3/09/2001  vicissitudes of timesizing -
3/08/2001  glimmers of timesizing -
3/07/2001  glimmers of timesizing -
3/06/2001  glimmers of timesizing -
3/3/2001  glimmers of timesizing -
3/02/2001  beams of timesizing vs. downsizing -
  1. The mind-set of a slowdown - Thriving or hurting, US manufacturers brace for the worst - Uncertainty about the economy often has a ripple effect, by Louis Uchitelle, NYT, C1.
    [Photo caption -] The Kohler Co., a maker of bathtubs...and other fixtures, has noticed few signs of a slowdown. Still, its chairman, Herbert V. Kohler Jr...says overtime [has] been scaled back. [Text -] "Overtime disappears naturally; our foremen and supervisors know to pull it back," he said..\.. [Don't let die-hard socialists convince you there aren't any intelligent, far-sighted top executives. Here are a few more.]
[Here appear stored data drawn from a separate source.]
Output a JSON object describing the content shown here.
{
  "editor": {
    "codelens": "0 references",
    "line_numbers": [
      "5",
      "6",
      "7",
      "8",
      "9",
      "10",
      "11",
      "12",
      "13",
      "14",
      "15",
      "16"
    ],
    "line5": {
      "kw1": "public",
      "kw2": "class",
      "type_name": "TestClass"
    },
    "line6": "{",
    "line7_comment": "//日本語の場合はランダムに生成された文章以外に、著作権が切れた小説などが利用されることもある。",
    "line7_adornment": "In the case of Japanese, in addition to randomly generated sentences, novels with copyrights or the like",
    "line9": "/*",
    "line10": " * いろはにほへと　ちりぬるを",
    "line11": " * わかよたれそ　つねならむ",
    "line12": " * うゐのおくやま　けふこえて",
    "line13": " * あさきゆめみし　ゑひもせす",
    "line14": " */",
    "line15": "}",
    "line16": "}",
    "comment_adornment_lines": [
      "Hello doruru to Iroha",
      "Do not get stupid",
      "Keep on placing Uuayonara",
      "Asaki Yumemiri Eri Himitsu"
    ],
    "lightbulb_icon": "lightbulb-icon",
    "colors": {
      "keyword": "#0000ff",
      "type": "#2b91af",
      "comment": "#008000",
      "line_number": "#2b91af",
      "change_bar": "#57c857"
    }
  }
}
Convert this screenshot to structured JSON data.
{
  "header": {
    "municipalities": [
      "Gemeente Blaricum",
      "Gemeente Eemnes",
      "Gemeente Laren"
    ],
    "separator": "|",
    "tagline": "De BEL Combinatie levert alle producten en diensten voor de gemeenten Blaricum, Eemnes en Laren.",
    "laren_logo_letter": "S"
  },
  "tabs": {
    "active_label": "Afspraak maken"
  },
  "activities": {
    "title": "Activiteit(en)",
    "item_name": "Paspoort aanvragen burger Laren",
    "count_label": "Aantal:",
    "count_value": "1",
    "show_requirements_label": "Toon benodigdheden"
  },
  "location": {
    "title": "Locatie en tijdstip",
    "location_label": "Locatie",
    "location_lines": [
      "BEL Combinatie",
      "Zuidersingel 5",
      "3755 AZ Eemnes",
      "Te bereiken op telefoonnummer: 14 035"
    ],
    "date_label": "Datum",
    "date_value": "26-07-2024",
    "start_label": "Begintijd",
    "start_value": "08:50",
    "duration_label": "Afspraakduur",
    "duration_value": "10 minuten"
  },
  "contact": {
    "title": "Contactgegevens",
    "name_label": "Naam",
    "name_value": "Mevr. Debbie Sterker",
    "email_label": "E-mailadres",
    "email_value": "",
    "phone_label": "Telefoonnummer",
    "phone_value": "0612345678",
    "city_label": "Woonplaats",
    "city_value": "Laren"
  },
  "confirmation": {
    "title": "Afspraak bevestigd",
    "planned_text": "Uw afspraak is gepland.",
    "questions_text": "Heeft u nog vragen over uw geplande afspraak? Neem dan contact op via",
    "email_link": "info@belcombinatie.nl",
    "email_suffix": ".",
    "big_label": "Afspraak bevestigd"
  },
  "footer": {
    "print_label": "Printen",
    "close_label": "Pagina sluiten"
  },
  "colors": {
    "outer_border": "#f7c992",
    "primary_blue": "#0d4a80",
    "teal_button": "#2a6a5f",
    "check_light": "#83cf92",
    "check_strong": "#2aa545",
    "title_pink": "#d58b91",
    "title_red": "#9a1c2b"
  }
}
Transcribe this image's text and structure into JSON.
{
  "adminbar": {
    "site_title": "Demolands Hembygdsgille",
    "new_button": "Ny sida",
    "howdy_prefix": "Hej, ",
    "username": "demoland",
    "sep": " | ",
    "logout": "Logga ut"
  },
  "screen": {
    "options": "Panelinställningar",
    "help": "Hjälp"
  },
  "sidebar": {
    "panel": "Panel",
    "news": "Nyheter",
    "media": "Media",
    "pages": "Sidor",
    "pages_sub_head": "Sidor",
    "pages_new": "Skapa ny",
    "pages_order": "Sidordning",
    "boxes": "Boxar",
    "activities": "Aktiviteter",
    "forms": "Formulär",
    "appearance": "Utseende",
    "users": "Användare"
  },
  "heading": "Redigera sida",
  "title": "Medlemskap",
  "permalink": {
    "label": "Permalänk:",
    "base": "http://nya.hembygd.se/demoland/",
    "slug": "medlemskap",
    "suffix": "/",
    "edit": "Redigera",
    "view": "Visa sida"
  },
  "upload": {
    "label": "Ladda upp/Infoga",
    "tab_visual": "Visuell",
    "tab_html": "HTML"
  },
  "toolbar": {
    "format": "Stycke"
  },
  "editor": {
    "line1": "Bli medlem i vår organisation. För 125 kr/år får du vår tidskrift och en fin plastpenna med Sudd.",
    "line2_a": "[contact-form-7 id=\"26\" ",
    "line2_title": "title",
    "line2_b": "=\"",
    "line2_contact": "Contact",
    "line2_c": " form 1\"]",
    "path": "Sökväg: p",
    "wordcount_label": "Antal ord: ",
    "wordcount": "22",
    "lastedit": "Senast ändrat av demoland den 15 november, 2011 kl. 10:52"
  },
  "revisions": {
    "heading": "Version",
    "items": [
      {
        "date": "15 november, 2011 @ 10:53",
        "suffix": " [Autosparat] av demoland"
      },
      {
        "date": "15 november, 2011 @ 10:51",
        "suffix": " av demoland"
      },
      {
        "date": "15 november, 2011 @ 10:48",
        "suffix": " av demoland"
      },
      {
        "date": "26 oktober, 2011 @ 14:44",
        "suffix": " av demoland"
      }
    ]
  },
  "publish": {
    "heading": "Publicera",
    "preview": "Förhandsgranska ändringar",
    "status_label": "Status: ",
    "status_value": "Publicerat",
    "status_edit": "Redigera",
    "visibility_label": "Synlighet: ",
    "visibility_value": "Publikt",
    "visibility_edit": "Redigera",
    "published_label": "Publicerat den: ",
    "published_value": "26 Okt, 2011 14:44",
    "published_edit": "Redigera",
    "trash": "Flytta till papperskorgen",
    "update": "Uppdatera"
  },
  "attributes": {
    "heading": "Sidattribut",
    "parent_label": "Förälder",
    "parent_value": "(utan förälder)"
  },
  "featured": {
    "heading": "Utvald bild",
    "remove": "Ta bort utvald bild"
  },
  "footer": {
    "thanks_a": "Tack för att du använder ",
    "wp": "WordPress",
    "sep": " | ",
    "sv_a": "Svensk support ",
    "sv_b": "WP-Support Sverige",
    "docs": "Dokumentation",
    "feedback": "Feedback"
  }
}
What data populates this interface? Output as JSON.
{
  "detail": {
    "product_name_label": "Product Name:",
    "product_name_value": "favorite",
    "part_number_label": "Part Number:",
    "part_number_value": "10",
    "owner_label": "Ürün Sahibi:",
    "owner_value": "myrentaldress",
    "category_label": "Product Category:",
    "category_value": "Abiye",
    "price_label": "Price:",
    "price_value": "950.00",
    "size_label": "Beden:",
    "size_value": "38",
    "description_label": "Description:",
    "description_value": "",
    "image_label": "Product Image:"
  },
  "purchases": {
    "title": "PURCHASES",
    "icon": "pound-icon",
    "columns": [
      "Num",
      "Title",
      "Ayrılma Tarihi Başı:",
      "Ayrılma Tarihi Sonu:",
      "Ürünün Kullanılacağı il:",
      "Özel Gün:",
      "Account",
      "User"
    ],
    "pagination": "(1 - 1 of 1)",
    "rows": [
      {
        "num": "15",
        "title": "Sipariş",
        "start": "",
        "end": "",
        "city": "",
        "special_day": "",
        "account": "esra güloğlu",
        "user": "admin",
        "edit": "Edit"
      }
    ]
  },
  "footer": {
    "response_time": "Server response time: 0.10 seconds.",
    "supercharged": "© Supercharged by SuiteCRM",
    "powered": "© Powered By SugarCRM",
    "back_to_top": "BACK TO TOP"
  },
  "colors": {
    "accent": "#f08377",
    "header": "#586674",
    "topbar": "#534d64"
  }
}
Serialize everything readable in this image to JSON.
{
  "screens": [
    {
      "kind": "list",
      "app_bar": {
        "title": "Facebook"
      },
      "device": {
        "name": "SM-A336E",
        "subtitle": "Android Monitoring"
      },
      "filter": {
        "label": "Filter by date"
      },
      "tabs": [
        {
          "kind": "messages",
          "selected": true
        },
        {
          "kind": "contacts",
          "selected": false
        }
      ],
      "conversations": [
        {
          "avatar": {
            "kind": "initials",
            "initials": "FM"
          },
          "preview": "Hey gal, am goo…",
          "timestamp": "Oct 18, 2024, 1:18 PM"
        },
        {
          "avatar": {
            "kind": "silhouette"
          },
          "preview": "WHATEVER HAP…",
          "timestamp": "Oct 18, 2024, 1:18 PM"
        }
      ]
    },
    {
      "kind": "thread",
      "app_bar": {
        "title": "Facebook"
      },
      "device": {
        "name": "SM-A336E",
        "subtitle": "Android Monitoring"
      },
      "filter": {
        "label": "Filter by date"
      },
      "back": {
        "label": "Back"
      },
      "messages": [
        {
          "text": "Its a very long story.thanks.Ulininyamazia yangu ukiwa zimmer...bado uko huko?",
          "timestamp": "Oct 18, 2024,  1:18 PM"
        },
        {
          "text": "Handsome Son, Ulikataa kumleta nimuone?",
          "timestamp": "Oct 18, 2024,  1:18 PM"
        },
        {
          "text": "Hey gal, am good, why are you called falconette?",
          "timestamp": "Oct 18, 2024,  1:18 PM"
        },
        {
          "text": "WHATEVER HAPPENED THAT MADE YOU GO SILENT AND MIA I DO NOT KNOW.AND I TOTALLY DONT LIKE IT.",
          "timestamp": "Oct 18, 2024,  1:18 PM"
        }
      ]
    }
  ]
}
    ...Despite...wide differences among manufacturers, their strategies for the weeks ahead are eerily uniform. Bracing for the worst, most of America's industrial leaders are hunkering down by eliminating overtime....
    [It's good that they have this first in the list - but overtime should be never be allowed to become the standard operating procedure that many executives allow it to become. It should always be a freak occurrence, and it should immediately trigger training of some kind, especially cross-training.]
    ...putting a freeze on hiring, scaling back on new investment and shrinking the number of jobs at their companies.
    [This last should only be done by attrition, never by mass involuntary layoffs, which destroy morale and productivity. But next comes a connection between scaling back and inducing recession that we seldom see in the media -]
    Yet in doing so to strengthen their operations for the longer term, they may be helping to make it more likely that in the short run a full-blown recession could indeed arrive.
    [The connection between multitudes of individual firms scaling back and the arrival of recession is accurate. What is bizarre is the reversal of long and short term. Most executives scale back because they have to in the immediate short term and if they help induce a recession in the longer term, tough noogies. The strange reversal here apparently came about because the reporter had in mind companies like Kohler whose scaleback of hiring and investment was premature (though a scaleback of overtime and its replacement by training and hiring is never premature, since overtime is always a Red Alert about a bottleneck in skills) since they're not hurting yet. More on paradox -]
    "When uncertainty spreads, as it is spreading now, you focus on defending your profitability," said Ralph F. Hake, executive VP and CFO at Fluor. "And that, unfortunately, is self-defeating."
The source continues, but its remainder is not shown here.